Voici les mystères que nous oublions, et c'est grave, car à se vouloir des Anges, on peut très vite, avec Luther, laisser le corps se conduire comme une bête. Cette dignité du corps fonde la vertu de chasteté. Mais nous parlions du baroque, cet art qu'un oubli de trois siècles nous empêche de bien comprendre. Voici qu'aujourd'hui tout nous le restitue. Le cadre du jansénisme éclate, le cadre du néo-classicisme éclate, la vie jaillit de toute part et jusque dans les institutions. La géométrie du Code Civil s'effondre sous ses poussées. Mais surtout le domaine des arts.

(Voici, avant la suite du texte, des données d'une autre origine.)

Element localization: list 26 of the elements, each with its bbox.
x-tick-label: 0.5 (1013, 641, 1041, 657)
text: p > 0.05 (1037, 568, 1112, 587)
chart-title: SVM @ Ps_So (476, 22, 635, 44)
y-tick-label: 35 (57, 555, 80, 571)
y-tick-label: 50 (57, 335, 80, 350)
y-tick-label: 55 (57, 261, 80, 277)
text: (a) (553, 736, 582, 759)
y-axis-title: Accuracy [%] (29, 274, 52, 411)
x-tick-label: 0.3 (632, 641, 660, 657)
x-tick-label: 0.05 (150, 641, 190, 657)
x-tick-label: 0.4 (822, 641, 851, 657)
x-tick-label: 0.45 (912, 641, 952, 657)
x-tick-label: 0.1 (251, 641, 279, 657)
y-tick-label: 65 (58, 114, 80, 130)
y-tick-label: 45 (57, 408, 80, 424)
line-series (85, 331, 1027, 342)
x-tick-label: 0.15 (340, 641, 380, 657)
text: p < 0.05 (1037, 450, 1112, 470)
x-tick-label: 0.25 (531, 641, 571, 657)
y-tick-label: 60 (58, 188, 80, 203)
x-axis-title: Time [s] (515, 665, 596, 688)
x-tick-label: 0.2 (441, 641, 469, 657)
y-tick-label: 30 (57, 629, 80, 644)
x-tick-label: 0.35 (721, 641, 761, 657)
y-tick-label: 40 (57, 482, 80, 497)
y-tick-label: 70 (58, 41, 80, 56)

Sans doute aujourd'hui Paul Valéry restaure-t-il divinement le temple grec. Que cet intellectuel pur a de charme ! Chez lui l'intelligence devient un jeu voluptueux. Paul Valéry restaure le temple Grec : parallèlement ressuscite la Cathédrale Gothique, ou plutôt cette basilique grouillante d'or comme le Gesu, surchargée de motifs végétaux et comme dansante : l’œuvre de notre Paul Claudel.

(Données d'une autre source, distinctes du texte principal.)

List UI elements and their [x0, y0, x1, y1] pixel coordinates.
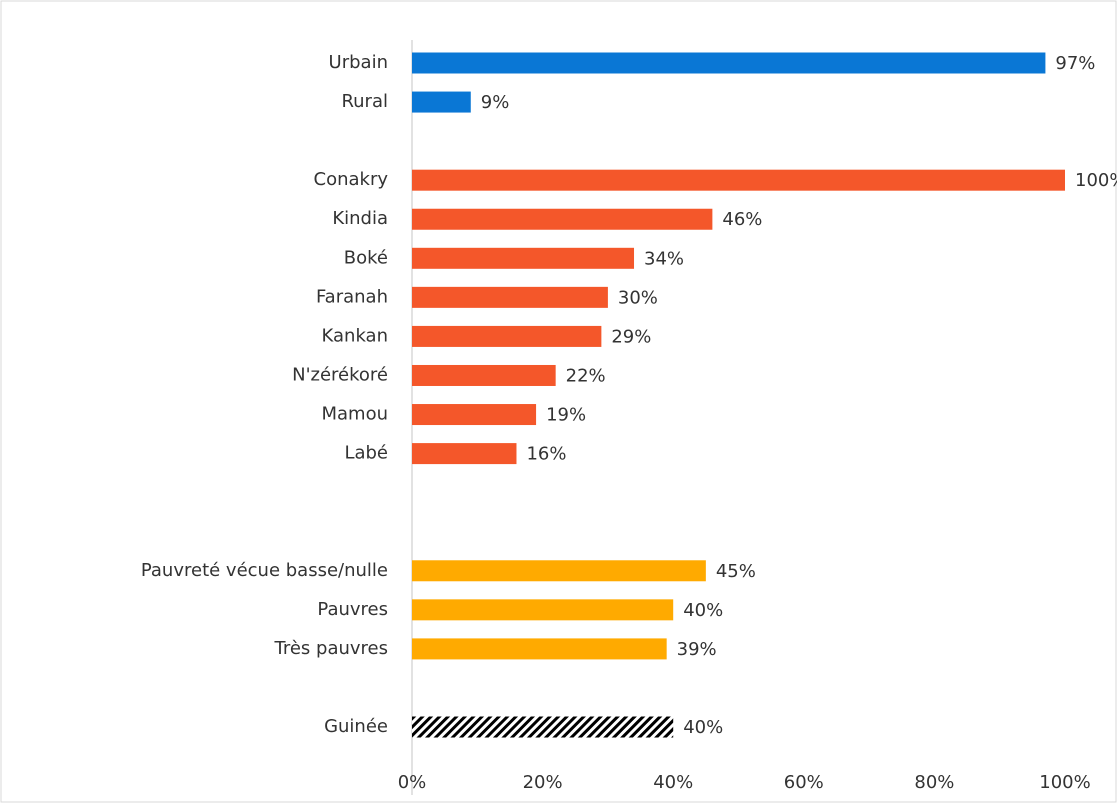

L’œuvre de Paul Claudel est toute entière un grand monument du baroque. Elle se présente comme une série de cercles concentriques rayonnant sur un seul point : la possession du monde par la grâce : « Ce grand rendez-vous de Dieu et de la création dans l'homme » dont parle Guérin (et sans doute l'Endymion du Cayla était-il lui-même ce baroque). Toute l’œuvre de Paul Claudel est une aspiration de la Création par la Grâce. Ses grands poèmes d'abord, que ce soient les Cinq grandes Odes, la Cantate à trois voix, ou cet admirable tissu de prose : Connaissance de l'Est. Le sommet en est l'Esprit et l'Eau, cette ode dont le thème est cette aspiration même. Peut-être à travers ses drames des thèmes secondaires viennent renouveler le thème principal, mais quel triomphe du baroque, le Soulier de Satin. Après trois siècles Claudel répond à Rubens (ce Rubens dont le nom même signifie rougeoyant), et peut-être ne lui a-t-il jamais si bien répondu que dans le grand monument qu'il élève cette année à la Passion du Christ : Un poète regarde la Croix. Je ne conseillerai pas cette lecture à quiconque n'a pas encore abordé Claudel. Il en serait dérouté, et mieux vaudrait entrer par la porte latérale de Corona Benignitatis Anni Dei, cette petite porte basse à la Basilique claudelienne. Ou peut-être cette verrière d'or, la Cantate à trois Voix, si pure et si racinienne. Mais pour nous, les familiers de la Basilique, nous qui souvent y avons prié, il nous semble que Claudel vienne d'en poser le Maître Autel. Je pense à ces deux triptyques de la Cathédrale d'Anvers, l’Érection de la Croix et surtout la Descente de Croix, entre deux panneaux triomphaux.

Le dernier livre de Claude ne s'analyse pas, il se médite, il se prie. Non, je crois que tous, et les moins initiés nous devons le lire, car il nous plonge tout droit dans l’Église, au sein même de Sa prière, la liturgie. C'est le glorieux paraphrase, or et rouge, de cette Semaine que l’Église qualifie de plus grande.